Friday, March 23 , 2018, 8:14 am | Fair 46º


Captain’s Log: Duck Counts Dive, Leaving Hunters, Anglers Stranded

Lower-than-average precipitation and the NorCal water wars may lead to dire socioeconomic effects.

It is many months yet until our waterfowl hunting season opens. In SoCal, that comes in October. Yet now is when our game managers are working hard to determine the condition of the waterfowl population and the health of their habitat in order to make sound decisions about seasons, bag limits, etc. Early aerial survey information is coming in.

Capt. David Bacon (Ramona Lisa McFadyen photo)

The news is not good this year. In California, the total population of all duck species is down 12 percent, from 627,600 last year to 554,000 this year. Mallards, the most common duck in the survey, are 20 percent below their long-term average of 370,300. The breeding population of mallards decreased 24 percent, from 388,300 in 2007 to 297,100 this year.

“Production of ducklings in 2007 was below average, so DFG (Department of Fish and Game) expected to see a decrease in the mallard breeding population in California,” said Shaun Oldenburger, a wildlife biologist with the Waterfowl Program. “Lower-than-average precipitation in the Central Valley over the past two years has contributed greatly to this decline.”

From an anglers perspective, and especially from the perspective of a charter fishing captain who can’t take passengers salmon fishing this year because of a population collapse and subsequent emergency closure, the water problem runs deeper than lower-than-average precipitation. It appears that many of our critters are suffering from the long-waging water wars of NorCal. With a lack of water and lack of funds to keep critter-friendly programs going, our fishing and hunting opportunities are severely affected. With that comes dire socioeconomic stresses on many of our communities.

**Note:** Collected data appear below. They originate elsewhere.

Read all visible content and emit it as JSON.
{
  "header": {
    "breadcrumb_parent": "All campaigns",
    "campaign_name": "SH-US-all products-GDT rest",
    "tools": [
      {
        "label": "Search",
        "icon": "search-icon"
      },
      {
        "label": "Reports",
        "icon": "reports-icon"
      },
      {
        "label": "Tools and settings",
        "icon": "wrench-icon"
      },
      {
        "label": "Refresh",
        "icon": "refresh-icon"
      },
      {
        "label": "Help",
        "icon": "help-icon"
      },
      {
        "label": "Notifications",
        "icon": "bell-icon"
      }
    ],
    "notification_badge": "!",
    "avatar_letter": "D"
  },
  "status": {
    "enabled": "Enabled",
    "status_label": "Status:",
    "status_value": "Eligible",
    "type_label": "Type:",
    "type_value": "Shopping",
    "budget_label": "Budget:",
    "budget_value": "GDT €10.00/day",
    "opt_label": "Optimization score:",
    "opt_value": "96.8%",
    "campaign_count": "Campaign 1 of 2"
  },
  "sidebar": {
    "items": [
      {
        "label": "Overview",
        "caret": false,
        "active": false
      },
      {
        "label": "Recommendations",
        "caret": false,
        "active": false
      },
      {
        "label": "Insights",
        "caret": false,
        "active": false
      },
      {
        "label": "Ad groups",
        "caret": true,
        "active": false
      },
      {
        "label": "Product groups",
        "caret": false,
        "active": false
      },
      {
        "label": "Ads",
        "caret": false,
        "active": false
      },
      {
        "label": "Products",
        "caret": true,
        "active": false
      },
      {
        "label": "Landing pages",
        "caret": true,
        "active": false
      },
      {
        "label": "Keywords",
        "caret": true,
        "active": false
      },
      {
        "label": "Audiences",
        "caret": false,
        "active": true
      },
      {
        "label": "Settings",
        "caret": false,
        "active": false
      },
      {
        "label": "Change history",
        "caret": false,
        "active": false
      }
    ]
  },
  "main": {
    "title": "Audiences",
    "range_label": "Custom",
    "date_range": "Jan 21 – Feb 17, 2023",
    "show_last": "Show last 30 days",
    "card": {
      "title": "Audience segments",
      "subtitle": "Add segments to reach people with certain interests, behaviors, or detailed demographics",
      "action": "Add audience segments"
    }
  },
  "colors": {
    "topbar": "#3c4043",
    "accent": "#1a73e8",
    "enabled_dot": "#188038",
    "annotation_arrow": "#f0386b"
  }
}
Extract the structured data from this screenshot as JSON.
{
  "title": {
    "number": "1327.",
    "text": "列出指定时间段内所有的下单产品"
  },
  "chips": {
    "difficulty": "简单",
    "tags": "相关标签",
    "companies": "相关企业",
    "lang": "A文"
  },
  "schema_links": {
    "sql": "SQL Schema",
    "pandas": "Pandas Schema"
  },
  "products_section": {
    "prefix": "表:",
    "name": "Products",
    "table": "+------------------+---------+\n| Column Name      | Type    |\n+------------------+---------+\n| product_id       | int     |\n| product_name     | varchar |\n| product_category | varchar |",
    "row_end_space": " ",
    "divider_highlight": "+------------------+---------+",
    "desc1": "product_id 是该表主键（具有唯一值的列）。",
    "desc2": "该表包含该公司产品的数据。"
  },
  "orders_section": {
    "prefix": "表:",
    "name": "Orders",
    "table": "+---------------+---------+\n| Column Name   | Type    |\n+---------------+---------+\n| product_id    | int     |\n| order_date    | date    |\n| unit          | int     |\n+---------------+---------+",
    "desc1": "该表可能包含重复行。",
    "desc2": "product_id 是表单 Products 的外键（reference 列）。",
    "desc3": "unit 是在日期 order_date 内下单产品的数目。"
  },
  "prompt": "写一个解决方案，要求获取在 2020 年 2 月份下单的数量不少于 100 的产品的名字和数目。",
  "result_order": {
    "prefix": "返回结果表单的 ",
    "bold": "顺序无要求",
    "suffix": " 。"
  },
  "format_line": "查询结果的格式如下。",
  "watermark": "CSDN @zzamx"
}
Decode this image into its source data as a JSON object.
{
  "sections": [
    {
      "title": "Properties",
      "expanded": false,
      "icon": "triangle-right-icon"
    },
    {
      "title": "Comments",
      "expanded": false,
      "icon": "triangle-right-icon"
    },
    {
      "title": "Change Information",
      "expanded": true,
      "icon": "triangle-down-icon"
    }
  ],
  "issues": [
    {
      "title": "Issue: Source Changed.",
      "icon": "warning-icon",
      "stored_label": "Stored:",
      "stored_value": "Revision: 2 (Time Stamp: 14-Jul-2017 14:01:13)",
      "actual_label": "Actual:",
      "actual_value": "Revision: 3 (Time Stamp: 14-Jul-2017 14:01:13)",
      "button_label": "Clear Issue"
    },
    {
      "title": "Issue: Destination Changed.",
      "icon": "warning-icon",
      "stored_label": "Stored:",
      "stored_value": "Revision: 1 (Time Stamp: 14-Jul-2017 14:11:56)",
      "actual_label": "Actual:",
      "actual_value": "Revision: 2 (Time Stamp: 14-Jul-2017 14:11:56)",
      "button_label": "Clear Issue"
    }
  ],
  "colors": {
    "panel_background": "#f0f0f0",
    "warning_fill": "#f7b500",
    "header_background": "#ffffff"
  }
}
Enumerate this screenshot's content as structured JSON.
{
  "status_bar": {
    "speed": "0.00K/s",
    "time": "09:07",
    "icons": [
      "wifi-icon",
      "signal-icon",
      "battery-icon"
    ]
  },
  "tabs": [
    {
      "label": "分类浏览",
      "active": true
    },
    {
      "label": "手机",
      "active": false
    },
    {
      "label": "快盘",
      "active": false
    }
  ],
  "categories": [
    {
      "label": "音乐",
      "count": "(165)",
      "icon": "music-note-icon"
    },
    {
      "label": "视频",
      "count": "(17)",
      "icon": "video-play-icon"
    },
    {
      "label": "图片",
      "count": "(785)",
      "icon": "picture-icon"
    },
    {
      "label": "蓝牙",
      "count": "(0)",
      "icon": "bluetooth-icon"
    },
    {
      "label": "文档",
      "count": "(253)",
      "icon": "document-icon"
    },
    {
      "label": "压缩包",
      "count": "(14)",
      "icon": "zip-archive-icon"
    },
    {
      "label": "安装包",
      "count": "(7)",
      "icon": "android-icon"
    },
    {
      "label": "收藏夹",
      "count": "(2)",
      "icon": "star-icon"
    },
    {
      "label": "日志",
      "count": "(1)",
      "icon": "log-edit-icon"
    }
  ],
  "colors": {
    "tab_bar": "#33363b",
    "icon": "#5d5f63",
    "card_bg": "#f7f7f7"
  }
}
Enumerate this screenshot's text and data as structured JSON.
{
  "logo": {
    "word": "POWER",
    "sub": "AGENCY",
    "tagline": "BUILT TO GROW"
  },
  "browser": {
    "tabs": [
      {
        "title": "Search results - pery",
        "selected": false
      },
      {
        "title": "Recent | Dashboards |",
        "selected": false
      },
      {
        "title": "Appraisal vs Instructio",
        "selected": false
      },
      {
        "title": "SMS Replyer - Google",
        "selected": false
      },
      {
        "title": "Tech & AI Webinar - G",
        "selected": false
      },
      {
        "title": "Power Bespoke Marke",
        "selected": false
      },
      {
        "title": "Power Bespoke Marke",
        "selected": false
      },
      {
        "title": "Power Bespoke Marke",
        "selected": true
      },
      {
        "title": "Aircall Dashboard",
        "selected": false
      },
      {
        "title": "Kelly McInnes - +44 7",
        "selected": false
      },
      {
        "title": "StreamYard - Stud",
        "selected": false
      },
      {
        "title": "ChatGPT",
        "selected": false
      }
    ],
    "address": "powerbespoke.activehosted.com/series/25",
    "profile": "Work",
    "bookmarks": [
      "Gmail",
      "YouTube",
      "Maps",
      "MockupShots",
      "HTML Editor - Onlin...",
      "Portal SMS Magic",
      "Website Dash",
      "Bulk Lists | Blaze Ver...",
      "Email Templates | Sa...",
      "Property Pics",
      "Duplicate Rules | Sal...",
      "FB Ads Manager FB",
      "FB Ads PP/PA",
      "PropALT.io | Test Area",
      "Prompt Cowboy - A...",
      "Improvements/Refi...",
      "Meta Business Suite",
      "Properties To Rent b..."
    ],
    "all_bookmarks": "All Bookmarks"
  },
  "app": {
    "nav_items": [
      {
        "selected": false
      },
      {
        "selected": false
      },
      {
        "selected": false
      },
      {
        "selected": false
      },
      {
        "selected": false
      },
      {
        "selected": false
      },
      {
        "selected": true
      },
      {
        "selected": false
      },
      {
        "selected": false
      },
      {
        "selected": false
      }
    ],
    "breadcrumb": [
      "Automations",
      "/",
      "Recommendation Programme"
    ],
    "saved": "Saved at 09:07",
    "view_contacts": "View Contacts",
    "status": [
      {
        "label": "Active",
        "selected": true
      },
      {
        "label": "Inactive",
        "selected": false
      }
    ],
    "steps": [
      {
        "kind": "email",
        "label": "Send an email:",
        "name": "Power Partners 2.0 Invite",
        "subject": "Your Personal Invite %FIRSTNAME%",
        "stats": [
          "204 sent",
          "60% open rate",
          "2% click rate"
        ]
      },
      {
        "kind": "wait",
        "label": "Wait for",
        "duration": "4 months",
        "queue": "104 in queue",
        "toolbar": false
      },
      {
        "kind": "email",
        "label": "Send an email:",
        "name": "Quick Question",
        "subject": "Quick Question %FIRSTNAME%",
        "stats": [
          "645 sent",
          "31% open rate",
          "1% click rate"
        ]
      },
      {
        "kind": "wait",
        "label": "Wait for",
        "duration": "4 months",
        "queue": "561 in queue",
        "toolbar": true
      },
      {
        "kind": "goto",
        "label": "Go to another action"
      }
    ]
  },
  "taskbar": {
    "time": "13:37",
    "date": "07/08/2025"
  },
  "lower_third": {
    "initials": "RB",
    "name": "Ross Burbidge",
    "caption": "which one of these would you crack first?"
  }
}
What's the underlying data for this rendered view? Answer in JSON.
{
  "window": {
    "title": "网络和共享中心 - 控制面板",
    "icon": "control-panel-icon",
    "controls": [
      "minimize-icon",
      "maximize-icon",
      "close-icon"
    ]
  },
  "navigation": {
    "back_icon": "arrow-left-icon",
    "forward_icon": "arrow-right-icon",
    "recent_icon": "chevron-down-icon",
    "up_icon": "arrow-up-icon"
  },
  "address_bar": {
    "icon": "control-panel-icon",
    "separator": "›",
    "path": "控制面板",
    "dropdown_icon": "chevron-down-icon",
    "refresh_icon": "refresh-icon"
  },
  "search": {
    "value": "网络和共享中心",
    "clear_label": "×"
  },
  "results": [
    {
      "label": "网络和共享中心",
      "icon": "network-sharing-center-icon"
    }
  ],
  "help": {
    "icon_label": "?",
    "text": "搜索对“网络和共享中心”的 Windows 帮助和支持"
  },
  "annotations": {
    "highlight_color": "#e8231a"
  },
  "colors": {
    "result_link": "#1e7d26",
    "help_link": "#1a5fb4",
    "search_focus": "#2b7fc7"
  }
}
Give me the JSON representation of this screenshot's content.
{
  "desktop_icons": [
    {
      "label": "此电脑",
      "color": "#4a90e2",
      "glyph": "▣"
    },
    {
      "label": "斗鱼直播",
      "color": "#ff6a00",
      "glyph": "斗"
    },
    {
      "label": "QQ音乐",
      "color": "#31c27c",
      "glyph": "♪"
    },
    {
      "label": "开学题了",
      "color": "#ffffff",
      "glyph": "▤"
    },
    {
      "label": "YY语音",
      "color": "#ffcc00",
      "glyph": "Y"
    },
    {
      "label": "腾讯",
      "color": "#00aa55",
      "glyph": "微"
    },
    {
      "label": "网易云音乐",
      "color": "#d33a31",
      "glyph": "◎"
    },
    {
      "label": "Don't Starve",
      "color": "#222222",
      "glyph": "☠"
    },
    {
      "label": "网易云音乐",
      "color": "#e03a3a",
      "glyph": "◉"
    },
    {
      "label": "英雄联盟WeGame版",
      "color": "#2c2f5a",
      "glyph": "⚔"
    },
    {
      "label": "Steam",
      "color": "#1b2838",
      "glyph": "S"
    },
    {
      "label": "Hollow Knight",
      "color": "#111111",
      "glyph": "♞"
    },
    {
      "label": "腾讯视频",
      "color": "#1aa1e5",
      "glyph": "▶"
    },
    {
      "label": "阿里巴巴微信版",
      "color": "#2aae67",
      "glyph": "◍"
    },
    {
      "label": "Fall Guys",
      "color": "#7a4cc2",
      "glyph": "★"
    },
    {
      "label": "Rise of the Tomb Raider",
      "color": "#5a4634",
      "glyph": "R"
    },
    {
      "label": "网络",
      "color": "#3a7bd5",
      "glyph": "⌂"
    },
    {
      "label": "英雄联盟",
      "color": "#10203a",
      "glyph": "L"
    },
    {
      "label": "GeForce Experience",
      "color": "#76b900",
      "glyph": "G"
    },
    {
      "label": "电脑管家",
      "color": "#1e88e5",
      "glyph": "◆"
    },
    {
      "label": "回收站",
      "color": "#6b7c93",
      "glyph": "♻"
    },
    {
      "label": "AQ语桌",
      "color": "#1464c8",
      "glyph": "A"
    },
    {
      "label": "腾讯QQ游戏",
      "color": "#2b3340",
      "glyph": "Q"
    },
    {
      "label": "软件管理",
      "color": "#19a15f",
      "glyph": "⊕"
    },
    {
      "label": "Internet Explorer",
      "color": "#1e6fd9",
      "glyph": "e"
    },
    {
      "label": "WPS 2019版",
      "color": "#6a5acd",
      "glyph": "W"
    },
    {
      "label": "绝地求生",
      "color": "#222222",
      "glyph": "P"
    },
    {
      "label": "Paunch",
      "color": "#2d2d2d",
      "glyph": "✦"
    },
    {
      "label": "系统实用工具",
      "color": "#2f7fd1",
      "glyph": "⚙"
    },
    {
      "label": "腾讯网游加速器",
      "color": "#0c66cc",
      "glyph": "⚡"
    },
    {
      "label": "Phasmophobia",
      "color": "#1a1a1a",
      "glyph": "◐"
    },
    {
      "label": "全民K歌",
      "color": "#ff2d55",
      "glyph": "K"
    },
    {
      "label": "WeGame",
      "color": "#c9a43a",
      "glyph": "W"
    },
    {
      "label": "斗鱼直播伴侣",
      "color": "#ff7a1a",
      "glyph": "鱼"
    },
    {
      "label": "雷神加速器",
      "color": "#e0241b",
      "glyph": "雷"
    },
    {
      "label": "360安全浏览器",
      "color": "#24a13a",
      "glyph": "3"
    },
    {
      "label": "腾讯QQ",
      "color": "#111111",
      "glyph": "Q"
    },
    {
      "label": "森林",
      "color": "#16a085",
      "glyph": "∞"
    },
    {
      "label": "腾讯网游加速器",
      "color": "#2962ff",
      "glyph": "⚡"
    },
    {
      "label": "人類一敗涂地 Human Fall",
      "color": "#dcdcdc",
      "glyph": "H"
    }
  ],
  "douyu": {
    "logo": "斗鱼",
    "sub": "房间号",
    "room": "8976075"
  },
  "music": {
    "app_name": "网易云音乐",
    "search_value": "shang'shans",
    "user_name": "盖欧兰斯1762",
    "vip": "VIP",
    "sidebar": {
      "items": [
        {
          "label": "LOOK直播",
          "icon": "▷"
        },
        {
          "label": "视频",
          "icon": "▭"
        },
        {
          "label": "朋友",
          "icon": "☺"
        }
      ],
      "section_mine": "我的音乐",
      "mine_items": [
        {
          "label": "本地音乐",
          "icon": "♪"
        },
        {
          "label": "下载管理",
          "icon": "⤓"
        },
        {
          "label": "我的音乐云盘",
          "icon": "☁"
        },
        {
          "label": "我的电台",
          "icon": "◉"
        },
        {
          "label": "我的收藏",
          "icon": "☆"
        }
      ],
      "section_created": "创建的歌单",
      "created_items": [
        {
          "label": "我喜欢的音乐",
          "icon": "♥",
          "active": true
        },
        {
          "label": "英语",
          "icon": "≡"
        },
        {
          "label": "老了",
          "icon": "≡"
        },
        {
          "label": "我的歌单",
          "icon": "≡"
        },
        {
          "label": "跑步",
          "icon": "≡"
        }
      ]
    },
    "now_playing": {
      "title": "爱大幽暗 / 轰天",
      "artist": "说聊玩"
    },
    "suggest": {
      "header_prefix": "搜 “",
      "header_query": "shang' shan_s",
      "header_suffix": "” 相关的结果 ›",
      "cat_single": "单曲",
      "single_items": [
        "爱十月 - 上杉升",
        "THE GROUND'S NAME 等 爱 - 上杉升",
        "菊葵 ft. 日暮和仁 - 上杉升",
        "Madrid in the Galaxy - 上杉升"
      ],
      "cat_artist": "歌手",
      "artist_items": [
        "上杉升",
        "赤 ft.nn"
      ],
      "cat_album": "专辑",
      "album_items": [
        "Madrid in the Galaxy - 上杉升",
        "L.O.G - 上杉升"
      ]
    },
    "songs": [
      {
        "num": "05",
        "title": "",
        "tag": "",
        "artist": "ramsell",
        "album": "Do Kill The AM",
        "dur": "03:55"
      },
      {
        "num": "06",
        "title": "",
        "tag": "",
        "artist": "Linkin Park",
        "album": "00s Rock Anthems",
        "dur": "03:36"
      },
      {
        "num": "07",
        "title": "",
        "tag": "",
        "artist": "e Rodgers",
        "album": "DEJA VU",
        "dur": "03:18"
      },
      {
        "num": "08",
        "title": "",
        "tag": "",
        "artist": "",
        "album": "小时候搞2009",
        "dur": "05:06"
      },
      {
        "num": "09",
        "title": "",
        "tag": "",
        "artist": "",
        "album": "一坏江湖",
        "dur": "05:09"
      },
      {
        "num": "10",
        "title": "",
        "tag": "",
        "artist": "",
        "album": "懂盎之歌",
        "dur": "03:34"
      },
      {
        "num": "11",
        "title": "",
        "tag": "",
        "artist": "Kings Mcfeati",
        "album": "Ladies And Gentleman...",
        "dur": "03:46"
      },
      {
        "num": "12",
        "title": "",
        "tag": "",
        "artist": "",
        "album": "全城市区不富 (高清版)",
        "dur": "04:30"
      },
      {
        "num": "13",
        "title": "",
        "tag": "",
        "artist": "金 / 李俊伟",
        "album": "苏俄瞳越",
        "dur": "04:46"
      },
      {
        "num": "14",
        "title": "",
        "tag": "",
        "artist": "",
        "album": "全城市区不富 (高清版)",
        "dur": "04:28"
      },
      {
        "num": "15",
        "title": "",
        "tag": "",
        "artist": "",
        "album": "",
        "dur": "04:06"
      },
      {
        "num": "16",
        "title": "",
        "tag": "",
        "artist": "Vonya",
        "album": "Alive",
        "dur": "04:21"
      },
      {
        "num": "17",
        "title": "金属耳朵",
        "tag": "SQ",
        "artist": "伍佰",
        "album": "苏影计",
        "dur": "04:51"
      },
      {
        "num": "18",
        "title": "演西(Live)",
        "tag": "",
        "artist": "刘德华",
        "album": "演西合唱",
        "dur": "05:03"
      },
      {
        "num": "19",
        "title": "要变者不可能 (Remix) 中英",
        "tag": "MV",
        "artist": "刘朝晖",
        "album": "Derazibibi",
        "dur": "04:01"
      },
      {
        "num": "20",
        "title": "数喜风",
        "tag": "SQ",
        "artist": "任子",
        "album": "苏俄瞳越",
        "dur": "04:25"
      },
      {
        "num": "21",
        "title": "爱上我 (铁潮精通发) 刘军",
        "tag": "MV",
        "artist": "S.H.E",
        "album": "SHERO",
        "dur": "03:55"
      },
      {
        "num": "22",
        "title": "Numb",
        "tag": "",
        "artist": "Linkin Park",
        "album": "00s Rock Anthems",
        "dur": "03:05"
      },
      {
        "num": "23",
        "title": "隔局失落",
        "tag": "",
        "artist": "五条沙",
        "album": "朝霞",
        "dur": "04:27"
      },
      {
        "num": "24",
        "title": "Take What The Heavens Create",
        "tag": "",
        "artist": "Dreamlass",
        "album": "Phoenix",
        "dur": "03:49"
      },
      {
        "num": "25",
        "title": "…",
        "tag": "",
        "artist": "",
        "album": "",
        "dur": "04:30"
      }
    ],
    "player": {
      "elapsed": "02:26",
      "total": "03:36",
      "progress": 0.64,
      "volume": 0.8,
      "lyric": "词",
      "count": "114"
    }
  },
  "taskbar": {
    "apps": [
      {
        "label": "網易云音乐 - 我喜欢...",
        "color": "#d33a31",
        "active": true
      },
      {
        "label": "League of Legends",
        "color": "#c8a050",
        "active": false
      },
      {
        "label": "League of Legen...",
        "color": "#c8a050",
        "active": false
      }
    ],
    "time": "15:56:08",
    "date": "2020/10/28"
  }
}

Back to the birds. How are these aerial surveys performed, and how dependable are they? They may not be perfect, but tremendous effort is expended to do the best possible job with what they have to work with. DFG biologists and warden pilots have been conducting this survey using fixed-wing aircraft since 1955. The California Waterfowl Association, a contractual partner, assists the DFG by surveying a sample of transects by helicopter.

The population estimates are for the surveyed areas only, although surveyed areas include the majority of the suitable waterfowl nesting habitat in the state. These areas include wetland and agricultural habitats in northeastern California, the Central Valley from Red Bluff to Bakersfield, Suisun Marsh and Napa-Sonoma Marshes.

The DFG will put its survey data together with information from much broader-based surveys of Alaska, the north-central United States and Canada performed by the U.S. Fish & Wildlife Service and be ready to make recommendations to the California Fish & Game Commission regarding this year’s waterfowl hunting regulations. Meanwhile, hunters spend the off-season cleaning their gear and hoping for the best.

Capt. David Bacon operates WaveWalker Charters and is president of SOFTIN Inc., a new nonprofit organization providing seafaring opportunities for those in need.